In less than three months, Minnesota begins its new state-run program to pay workers when they need time off for prolonged illness or to take care of a new baby. For many, the time to start preparing has arrived.
If you’re pregnant, there are steps you can take right now. Even if you have your baby before Jan. 1, you can time your leave from work to begin in January. In a family, a mom can take 12 weeks for bonding time and then a dad can, or vice versa.
And if you own or run a business, there are also things to be done now, such as deciding whether to offer benefits better than the state’s.
Officially called Minnesota Paid Leave, the program brings time-off benefits to all workers in the state for the first time.
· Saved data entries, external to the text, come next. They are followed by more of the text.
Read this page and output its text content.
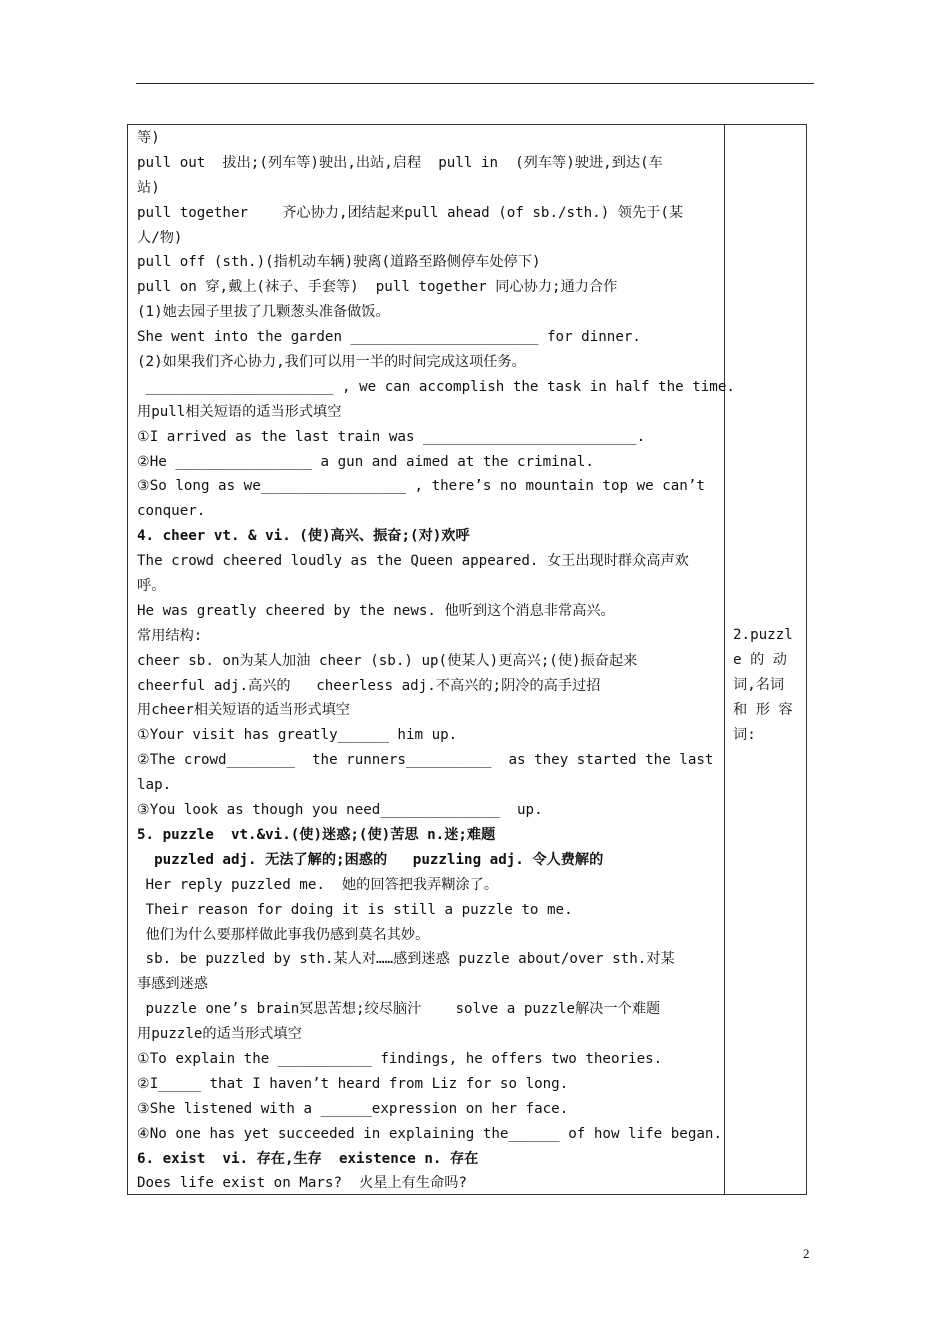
等)
pull out  拔出;(列车等)驶出,出站,启程  pull in  (列车等)驶进,到达(车
站)
pull together    齐心协力,团结起来pull ahead (of sb./sth.) 领先于(某
人/物)
pull off (sth.)(指机动车辆)驶离(道路至路侧停车处停下)
pull on 穿,戴上(袜子、手套等)  pull together 同心协力;通力合作
(1)她去园子里拔了几颗葱头准备做饭。
She went into the garden ______________________ for dinner.
(2)如果我们齐心协力,我们可以用一半的时间完成这项任务。
______________________ , we can accomplish the task in half the time.
用pull相关短语的适当形式填空
①I arrived as the last train was _________________________.
②He ________________ a gun and aimed at the criminal.
③So long as we_________________ , there’s no mountain top we can’t
conquer.
4. cheer vt. & vi. (使)高兴、振奋;(对)欢呼
The crowd cheered loudly as the Queen appeared. 女王出现时群众高声欢
呼。
He was greatly cheered by the news. 他听到这个消息非常高兴。
常用结构:
cheer sb. on为某人加油 cheer (sb.) up(使某人)更高兴;(使)振奋起来
cheerful adj.高兴的   cheerless adj.不高兴的;阴冷的高手过招
用cheer相关短语的适当形式填空
①Your visit has greatly______ him up.
②The crowd________  the runners__________  as they started the last
lap.
③You look as though you need______________  up.
5. puzzle  vt.&vi.(使)迷惑;(使)苦思 n.迷;难题
puzzled adj. 无法了解的;困惑的   puzzling adj. 令人费解的
Her reply puzzled me.  她的回答把我弄糊涂了。
Their reason for doing it is still a puzzle to me.
他们为什么要那样做此事我仍感到莫名其妙。
sb. be puzzled by sth.某人对……感到迷惑 puzzle about/over sth.对某
事感到迷惑
puzzle one’s brain冥思苦想;绞尽脑汁    solve a puzzle解决一个难题
用puzzle的适当形式填空
①To explain the ___________ findings, he offers two theories.
②I_____ that I haven’t heard from Liz for so long.
③She listened with a ______expression on her face.
④No one has yet succeeded in explaining the______ of how life began.
6. exist  vi. 存在,生存  existence n. 存在
Does life exist on Mars?  火星上有生命吗?
2.puzzl
e 的 动
词,名词
和 形 容
词:
2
It will be run the same way as unemployment insurance and by the same agency, the Department of Employment and Economic Development (DEED). DEED Deputy Commissioner Evan Rowe has a countdown clock in his office ticking down to the Jan. 1 launch.
“If somebody is expecting to welcome your child into your home or you know you have a planned medical procedure coming up, they can go online and use the calculators to understand what the benefits would be,” Rowe said in a recent briefing for reporters.
“They could start talking to their employer today if they have a known leave coming,” he added. “Just like any leave, the more you plan ahead, the better it works for everybody.”
Premiums for the leave program will be paid by a payroll tax of just under 1% of a person’s salary, starting in April. Employers will have to decide whether to pay that tax entirely, or split it with employees.